(RED BANK, NJ) -- The expanding Black Press exhibit "Shaping Black Identity and Black Influence on Mass Media," moves into the Ida B. Wells Gallery at the historic T. Thomas Fortune Cultural Center, and opens on Saturday, March 23 at 1:00pm, in celebration of Women’s History Month, where Wells’ crusading story, as the first Black investigative reporter is featured. Commissioned artist, Kimberly Moore, formerly of the Jersey Shore, through colorful renderings of Wells, brings a fitting aesthetic to the gallery space.
Guest speaker, Caroline Hunter Williams, will set the tone for the opening of the interactive exhibit, at 3:00pm, when she takes the floor with a story that only she can tell. A founding member of the Polaroid Revolutionary Workers Movement, Williams was an important catalyst for world change, whose voice and actions led to the toppling of South Africa’s apartheid government. Today she would be referred to as a “disrupter.”
Visitors will be introduced to other women like Mollie Moon, who today would be considered a major influencer.
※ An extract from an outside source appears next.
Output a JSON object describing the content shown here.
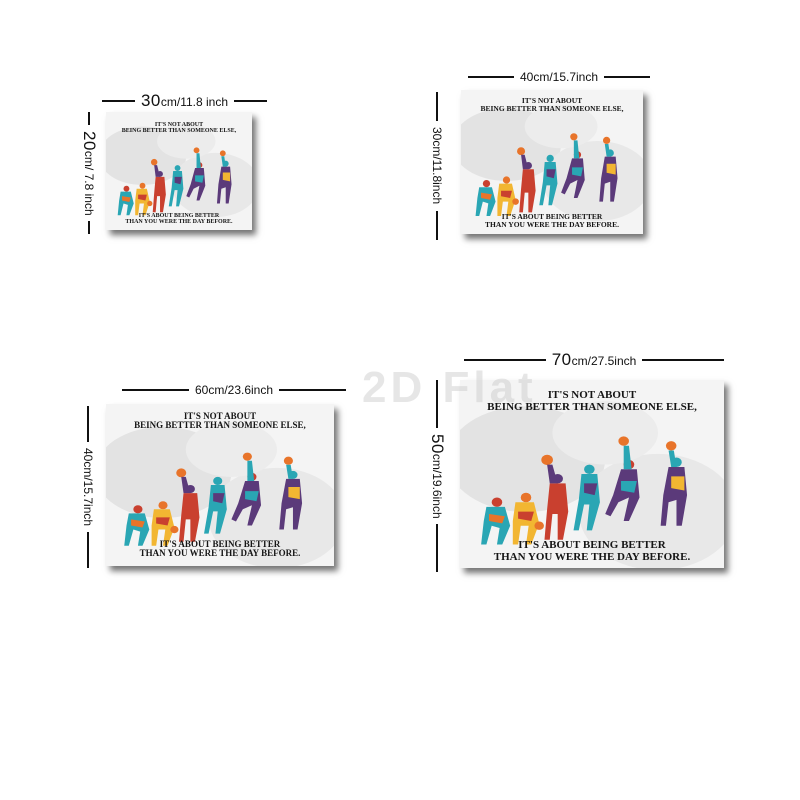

Moon was a Black New York socialite, who raised hundreds of thousands of dollars for the Civil Rights Movement. Visitor's will also see the invitation that Ethel Payne, “The First Lady of the Black Press,” received in 1963 from President John F. Kennedy to attend the 100th Anniversary Ceremony honoring President Lincoln’s signing of the Emancipation Proclamation that ended slavery.
The exhibit also includes a salute to Ebony Magazine and Eunice Johnson, the founder of Ebony Fashion Fair, a traveling fashion extravaganza. The year, “1968,” is a feature that captures a pivotal time in America, after the death of Dr. Martin Luther King Jr., when those leading the charge in Shaping Black Identity took a bold stance against America’s status quo. No one defines this more than the trailblazing disrupter, Shirley Chisholm, the first African American woman from Brooklyn, New York, elected to the U.S. Congress, in 1968.
Tickets are $15 and available for purchase online. The T. Thomas Fortune Cultural Center is located at 94 Drs. James Parker Blvd. in Red Bank, New Jersey.